For the following exercises, we will again use data on population from Gapminder.

As per usual, we first need to read in the data. You can just copy, paste and run the following code in(to) your script.

library(readr)
library(dplyr)

gap_pop <- read_csv("../data/gapminder/population_total.csv") %>% 
  rename(country = "Total population")

Again, the data are currently in wide format.

1

Select only data for the 20th century, but this time use a helper function instead of specifying a range of columns.
The helper function you should use here is starts_with(). We also want to keep the country column.

As you may have already noticed, the dataset comprises some missing data points. Before we start analyzing the data, we might want to know for how many countries we have complete data.

2

Using the dataset in wide format, find out for how many countries we have complete data?
To answer this question you should use the drop_na() function from tidyr.

As in the previous set of data wrangling exercises, we now want to transform the data into the long format.

3

Transform the gap_pop dataset into a sensible long format. Name the variable representing the values for population pop and store the resulting dataframe in a name with the same object as before (gap_pop).

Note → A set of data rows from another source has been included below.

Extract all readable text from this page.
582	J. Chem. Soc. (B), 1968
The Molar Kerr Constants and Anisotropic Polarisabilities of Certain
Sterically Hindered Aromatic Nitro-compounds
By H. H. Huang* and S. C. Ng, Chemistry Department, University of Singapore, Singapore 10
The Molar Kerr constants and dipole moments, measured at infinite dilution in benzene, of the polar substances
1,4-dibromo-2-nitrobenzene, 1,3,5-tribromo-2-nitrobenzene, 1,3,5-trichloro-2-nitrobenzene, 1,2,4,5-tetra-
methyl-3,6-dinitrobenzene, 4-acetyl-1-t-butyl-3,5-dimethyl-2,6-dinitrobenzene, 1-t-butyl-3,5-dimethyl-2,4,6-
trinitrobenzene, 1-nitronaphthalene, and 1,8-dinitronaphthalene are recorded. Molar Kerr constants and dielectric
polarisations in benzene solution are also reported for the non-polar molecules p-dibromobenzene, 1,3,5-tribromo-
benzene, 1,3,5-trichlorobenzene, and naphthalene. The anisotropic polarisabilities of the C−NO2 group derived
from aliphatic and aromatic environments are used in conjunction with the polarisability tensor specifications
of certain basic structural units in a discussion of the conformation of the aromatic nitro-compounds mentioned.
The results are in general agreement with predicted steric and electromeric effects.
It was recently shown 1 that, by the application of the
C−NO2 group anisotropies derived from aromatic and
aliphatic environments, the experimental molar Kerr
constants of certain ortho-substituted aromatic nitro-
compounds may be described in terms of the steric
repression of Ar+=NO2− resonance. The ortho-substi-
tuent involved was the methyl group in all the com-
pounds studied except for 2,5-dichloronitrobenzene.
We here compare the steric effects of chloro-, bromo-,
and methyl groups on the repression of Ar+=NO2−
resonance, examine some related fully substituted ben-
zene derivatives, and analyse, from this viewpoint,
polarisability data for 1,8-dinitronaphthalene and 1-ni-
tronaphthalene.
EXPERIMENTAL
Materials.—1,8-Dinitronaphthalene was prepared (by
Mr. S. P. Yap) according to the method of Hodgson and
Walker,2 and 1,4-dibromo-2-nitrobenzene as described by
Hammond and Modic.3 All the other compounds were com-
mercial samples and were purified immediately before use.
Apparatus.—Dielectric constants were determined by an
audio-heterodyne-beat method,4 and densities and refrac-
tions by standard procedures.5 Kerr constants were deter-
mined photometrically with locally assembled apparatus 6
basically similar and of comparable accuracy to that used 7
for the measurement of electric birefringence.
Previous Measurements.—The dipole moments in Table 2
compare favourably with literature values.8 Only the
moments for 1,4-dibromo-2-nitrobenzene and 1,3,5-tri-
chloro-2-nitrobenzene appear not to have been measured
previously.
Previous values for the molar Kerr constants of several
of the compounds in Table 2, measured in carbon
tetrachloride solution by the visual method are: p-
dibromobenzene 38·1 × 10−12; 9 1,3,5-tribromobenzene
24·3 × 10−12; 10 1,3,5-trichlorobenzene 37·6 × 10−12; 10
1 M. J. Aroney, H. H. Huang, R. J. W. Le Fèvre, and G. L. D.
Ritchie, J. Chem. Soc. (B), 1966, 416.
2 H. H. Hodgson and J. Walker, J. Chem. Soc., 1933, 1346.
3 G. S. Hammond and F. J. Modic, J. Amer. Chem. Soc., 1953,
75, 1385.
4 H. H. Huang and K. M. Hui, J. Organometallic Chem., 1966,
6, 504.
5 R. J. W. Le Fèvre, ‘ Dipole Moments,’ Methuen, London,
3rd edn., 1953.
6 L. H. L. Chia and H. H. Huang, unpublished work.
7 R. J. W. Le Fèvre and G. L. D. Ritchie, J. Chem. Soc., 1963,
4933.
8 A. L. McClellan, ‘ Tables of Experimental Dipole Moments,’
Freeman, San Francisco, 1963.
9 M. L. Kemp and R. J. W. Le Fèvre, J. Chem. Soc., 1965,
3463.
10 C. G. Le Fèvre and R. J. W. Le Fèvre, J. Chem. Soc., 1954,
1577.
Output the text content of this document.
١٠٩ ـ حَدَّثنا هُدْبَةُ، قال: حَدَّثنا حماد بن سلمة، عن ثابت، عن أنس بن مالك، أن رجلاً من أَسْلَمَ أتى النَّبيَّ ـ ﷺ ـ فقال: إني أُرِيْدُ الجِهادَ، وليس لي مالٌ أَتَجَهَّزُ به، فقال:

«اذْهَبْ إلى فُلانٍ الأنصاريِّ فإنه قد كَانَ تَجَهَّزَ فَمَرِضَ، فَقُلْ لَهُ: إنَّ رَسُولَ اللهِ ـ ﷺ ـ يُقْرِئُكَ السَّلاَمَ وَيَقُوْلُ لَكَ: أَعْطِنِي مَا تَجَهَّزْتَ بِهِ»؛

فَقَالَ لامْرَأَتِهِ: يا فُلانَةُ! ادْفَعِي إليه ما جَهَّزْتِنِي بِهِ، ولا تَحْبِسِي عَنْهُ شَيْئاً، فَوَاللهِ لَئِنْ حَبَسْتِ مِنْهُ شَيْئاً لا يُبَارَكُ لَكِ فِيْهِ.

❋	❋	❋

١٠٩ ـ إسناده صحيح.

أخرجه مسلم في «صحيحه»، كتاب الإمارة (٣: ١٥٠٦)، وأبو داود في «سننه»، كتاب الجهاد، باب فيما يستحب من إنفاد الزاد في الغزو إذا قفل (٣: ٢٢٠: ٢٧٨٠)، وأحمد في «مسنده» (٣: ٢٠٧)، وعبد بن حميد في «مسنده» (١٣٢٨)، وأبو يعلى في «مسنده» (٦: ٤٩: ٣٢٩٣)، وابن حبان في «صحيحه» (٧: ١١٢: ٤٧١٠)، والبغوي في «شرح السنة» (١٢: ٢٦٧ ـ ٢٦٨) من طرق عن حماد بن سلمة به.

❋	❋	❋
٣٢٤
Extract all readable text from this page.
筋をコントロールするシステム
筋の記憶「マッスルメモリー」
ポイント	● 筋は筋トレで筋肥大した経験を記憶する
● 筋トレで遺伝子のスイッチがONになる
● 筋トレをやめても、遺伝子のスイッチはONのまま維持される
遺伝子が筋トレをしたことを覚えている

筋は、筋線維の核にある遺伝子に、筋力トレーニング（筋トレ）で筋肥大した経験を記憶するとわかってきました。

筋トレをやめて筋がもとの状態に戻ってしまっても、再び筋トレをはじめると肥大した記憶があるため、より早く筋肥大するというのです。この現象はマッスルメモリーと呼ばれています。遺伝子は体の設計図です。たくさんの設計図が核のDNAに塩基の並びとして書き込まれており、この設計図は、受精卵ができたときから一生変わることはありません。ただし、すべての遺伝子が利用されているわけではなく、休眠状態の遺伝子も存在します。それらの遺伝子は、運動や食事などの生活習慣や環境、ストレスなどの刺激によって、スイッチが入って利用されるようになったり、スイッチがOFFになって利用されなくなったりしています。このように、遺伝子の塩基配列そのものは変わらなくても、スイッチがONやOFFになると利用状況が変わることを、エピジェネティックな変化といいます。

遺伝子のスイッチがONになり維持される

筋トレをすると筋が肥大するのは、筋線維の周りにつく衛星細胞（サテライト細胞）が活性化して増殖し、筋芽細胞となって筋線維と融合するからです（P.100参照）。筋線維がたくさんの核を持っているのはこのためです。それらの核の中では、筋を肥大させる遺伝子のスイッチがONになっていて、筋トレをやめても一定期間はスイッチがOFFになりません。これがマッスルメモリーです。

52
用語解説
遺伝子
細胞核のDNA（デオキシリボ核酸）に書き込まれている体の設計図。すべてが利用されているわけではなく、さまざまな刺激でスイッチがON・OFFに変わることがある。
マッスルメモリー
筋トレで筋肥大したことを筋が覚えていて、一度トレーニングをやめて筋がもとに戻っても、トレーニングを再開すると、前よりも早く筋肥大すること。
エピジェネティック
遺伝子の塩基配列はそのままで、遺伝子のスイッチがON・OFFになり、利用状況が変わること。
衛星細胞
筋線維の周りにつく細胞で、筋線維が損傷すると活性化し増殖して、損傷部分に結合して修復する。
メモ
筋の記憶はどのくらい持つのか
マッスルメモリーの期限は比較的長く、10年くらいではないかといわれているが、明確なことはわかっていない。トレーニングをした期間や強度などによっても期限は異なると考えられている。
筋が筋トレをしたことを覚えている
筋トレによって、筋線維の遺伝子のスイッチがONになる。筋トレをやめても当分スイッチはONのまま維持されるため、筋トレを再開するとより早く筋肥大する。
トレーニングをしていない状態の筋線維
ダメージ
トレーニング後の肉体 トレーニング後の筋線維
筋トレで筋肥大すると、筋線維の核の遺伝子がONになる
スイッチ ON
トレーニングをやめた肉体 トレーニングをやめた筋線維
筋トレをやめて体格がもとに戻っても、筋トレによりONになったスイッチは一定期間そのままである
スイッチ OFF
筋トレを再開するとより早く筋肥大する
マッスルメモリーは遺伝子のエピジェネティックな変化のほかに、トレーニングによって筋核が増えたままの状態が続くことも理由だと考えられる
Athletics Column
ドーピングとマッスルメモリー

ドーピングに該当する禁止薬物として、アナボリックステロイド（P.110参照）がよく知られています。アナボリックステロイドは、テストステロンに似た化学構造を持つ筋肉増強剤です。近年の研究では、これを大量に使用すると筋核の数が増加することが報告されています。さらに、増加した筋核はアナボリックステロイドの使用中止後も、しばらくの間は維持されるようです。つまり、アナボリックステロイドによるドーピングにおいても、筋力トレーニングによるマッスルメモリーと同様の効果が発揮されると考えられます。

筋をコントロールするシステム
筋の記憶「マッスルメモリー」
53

Also change the type of the year variable to integer.
This is just a repetition from the Tidy Data exercises. What we want to do is to gather the columns with the years into a year variable. To change the variable type, you need to use mutate().

Now let’s apply some of the advanced filtering options we discussed in the Data Wrangling - Part 2 session.

4

Create two new dataframes that include different subets of the gap_pop data:

  1. Data for all countries for the 1990s (name this one gap_pop_1990s),

  2. Data for all years but only for Germany (name this one gap_pop_ger).

NB: There are different Germanies in the dataset: West Germany. East Germany, and Germany.
You need to use a helper function from dplyr to create the first new data frame and a specific matching operator to create the second one.

For some comparisons (especially via plots), it might help to know which continent the country is located on. For this purpose, we will create a new continent variable. As it would be quite tedious to create this variable manually for all of the countries in the dataset, we will do this only for a subset in this exercise. Just run the following code in your local script to create this subset.

gap_pop_subset <- gap_pop %>% 
  filter(country %in% 
           c("Netherlands", "Brazil", "China", "Algeria", "New Zealand"))

5

Create a continent variable for the countries in gap_pop_subset. The variable should be a factor and its values the following: Africa, Americas, Asia, Europe, Oceania.
You can use recode_factor() to create the new variable. Alternatively, you could also use case_when() here. However, the latter would require more typing which is something that we generally want to avoid.